休みの日にはついつい疲れから寝てしまうだけなのですが、通常どおりに起きて、以前からリサーチしていたイベントに参加するなどして、仕事以外でも刺激を得られるような生活スタイルにもしたのです。

心身共に健康になると仕事もはかどるようになり、今では月給30万円は稼げるタクシードライバーです。

私と同じような悩みを持った新人ドライバーがたくさんいますから、私も同僚にアドバイスを受けたように彼らの辞めたい気持ちを理解しつつ、工夫してみてから考え直すおうにと話しています。

現在、仕事で悩んでる方にアドバイスするとすれば、独りで悩まずに、誰かに相談してみることです。相談が難しければ話を聞いてもらうだけでも良いです。

相談相手や話し相手としては自分が目指したいレベルに達してる方が良いです。彼らのちょっとした意見を聞き逃さずに、彼らの言う意図は何を意味するのかを考えると、仕事を辞めずに済むヒントが必ず隠されていています。

それを自分で見つけて欲しいです。

石の上にも三年と言いますが、三年も我慢する必要はないです。最初は三ヶ月、違う試みを試してみます。それでもダメなら半年、視点を変えて試みます。

もし、ここで心身のバランスがおかしくなっているようなら考え直しても良いと考えます。体に無理してまで続けて働けなくなると意味がないです。

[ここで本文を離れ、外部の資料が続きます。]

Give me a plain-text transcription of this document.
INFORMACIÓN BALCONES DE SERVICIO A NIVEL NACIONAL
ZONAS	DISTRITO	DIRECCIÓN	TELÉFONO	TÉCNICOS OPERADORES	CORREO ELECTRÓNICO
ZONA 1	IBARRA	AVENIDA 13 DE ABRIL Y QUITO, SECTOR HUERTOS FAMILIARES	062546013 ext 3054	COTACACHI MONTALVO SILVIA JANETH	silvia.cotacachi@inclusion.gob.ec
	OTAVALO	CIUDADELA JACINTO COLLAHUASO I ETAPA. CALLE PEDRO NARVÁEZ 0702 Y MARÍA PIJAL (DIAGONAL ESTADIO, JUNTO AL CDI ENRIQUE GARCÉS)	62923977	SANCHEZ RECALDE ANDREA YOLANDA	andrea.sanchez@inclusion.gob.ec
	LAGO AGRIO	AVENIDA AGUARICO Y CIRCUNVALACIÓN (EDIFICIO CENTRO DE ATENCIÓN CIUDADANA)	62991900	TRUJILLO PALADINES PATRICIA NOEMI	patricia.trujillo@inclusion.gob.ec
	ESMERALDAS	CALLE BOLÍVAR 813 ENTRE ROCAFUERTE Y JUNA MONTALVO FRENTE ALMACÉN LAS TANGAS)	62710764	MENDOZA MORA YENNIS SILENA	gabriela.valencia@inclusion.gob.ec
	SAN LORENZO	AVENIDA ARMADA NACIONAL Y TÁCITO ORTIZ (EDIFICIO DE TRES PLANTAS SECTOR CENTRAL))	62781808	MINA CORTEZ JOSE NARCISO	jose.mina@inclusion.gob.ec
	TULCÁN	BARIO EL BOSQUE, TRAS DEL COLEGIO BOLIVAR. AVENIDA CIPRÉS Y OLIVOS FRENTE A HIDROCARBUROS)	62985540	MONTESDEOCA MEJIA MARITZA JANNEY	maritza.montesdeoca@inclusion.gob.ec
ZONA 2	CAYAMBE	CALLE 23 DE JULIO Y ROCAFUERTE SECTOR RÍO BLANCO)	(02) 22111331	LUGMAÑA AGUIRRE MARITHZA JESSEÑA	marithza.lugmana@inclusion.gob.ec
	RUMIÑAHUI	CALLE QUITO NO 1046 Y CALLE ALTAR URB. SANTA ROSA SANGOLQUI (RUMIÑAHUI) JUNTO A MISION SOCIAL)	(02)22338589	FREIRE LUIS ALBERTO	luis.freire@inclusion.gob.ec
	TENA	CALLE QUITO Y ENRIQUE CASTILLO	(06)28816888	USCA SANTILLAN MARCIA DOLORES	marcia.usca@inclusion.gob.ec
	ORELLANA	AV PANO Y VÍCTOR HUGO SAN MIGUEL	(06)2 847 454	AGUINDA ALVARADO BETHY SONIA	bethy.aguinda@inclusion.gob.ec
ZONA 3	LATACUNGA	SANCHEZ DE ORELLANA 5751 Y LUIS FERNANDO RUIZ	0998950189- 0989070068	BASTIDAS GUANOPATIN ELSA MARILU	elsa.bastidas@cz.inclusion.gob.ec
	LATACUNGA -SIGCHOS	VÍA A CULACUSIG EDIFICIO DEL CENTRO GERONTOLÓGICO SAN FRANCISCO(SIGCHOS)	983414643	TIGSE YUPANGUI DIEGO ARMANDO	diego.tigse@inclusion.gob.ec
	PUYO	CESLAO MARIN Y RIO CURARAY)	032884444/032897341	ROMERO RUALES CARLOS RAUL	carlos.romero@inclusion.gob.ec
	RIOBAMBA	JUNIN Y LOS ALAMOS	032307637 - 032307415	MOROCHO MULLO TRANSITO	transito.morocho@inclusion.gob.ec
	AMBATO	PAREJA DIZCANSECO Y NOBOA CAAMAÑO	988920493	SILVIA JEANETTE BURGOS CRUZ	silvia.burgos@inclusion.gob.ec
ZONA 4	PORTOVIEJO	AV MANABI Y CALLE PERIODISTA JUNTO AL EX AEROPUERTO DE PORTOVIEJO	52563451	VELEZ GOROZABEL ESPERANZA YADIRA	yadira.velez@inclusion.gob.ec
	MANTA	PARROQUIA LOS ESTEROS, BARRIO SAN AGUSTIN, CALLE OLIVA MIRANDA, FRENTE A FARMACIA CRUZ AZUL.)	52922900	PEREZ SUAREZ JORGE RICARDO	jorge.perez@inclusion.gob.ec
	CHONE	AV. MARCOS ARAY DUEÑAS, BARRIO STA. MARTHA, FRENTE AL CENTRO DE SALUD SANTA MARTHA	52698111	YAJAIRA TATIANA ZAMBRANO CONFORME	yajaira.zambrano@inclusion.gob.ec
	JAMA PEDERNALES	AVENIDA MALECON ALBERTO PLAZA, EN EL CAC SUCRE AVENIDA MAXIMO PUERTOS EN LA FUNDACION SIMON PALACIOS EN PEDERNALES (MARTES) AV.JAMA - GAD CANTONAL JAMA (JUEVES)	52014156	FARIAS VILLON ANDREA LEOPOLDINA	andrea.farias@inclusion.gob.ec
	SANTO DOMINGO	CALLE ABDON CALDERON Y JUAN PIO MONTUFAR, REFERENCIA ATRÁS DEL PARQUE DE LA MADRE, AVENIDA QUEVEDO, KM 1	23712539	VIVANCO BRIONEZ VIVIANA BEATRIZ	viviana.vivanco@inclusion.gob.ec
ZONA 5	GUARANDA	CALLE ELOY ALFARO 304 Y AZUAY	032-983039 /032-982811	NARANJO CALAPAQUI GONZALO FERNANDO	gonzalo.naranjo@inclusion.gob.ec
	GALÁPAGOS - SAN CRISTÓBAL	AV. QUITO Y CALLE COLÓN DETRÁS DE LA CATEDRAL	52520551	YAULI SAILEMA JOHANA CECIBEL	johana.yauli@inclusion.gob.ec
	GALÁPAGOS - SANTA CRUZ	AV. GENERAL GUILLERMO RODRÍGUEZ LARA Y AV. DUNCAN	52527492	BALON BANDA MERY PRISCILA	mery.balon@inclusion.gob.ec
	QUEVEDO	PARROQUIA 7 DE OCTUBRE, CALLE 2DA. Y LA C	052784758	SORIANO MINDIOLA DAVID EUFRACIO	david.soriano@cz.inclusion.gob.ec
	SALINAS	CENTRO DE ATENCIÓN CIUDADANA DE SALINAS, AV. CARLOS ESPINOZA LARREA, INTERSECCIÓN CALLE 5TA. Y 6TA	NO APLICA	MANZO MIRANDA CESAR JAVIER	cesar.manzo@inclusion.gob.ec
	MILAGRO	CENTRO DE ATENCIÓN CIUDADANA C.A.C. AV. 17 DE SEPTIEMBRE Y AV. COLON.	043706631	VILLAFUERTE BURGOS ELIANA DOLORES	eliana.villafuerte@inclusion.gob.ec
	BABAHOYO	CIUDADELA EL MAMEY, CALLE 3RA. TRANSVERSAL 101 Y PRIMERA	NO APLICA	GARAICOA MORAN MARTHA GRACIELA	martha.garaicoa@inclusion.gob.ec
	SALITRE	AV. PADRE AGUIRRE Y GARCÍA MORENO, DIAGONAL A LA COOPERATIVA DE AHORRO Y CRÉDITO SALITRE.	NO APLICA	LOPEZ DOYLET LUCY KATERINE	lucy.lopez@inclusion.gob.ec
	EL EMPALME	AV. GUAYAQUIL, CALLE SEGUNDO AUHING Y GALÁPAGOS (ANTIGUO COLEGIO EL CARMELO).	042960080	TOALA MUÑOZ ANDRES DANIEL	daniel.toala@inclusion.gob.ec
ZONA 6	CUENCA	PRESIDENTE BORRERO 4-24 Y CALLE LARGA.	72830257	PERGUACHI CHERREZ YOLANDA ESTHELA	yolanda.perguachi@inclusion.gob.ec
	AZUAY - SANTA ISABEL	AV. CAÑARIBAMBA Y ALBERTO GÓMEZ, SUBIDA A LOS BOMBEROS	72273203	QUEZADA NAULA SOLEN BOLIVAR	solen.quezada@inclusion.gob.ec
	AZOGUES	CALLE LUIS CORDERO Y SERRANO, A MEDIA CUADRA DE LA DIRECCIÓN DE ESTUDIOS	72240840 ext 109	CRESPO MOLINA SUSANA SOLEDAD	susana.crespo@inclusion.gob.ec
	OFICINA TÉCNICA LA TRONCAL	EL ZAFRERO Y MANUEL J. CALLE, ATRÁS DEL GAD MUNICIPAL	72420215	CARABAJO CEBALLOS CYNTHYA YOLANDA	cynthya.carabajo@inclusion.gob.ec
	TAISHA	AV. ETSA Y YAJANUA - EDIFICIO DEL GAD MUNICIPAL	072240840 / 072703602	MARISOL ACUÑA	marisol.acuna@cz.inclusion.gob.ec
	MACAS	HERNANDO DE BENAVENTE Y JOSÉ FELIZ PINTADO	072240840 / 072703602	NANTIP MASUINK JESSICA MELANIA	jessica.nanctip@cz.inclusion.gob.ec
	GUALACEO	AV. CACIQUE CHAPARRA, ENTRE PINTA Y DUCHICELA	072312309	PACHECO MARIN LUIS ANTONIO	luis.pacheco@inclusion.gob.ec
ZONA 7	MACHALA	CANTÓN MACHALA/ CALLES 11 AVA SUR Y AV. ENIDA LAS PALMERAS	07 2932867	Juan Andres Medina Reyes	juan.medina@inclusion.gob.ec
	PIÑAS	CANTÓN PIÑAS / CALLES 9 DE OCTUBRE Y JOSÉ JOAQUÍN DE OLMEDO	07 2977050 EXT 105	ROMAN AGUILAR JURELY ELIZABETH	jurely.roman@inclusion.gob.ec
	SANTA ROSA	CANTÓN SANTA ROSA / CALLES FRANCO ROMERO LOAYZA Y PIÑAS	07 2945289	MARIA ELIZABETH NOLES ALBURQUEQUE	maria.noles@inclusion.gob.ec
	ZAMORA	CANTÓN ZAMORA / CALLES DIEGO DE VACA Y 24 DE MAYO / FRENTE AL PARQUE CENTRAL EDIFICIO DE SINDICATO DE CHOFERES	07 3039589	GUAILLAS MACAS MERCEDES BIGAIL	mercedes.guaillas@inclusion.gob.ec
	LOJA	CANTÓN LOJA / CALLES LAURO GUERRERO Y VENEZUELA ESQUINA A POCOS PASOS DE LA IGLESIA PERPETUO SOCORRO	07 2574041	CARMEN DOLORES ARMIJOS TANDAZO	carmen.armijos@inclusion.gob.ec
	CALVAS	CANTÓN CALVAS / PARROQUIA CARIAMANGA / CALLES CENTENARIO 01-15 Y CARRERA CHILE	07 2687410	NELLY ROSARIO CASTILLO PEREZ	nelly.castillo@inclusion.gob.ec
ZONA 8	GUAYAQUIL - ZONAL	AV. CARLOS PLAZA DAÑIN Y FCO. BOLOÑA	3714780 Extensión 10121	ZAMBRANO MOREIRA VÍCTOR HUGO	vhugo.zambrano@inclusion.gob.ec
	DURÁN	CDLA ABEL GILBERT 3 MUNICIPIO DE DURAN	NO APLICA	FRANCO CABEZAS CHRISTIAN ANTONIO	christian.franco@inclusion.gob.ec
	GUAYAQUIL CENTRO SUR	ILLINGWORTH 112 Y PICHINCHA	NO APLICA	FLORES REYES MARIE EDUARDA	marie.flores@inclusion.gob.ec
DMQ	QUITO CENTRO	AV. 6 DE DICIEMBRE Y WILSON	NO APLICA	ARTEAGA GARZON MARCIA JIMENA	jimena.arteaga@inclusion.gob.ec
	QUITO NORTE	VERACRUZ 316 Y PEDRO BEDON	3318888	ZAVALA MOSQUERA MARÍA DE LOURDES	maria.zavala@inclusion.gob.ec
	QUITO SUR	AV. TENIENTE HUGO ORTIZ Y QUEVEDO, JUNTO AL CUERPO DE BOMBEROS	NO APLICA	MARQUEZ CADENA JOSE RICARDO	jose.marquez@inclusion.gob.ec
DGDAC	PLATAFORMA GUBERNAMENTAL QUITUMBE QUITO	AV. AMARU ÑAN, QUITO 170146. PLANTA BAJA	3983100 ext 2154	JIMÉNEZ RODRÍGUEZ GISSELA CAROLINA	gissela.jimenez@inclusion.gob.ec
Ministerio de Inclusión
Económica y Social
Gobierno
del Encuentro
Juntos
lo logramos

まだ続けられるようでしたら、1年間は結果が出なくても良いと考え継続してみることです。仕事での悩みは仕事だけでしか解決できないと考える方もいます。それが正しい場合もあります。

一方で、プライベートを充実されることで仕事に生かせる部分を得られるパターンもありますから、それも試しです。

個々で性格も能力も違いますから、いろんな角度から試してみて可能性を引き出してみてください。

最後に、周りと比較して無理しないで下さい。あなたには、あなたに合った生き方が必ずあります。仕事とは人生においての大半の時間を費やすものですから、我慢して苦しいだけでは人生が辛いだけです。

まずは今の仕事を辞めたいという気持ちを、信頼できる人間に聞いてもらうのが最初にすることです。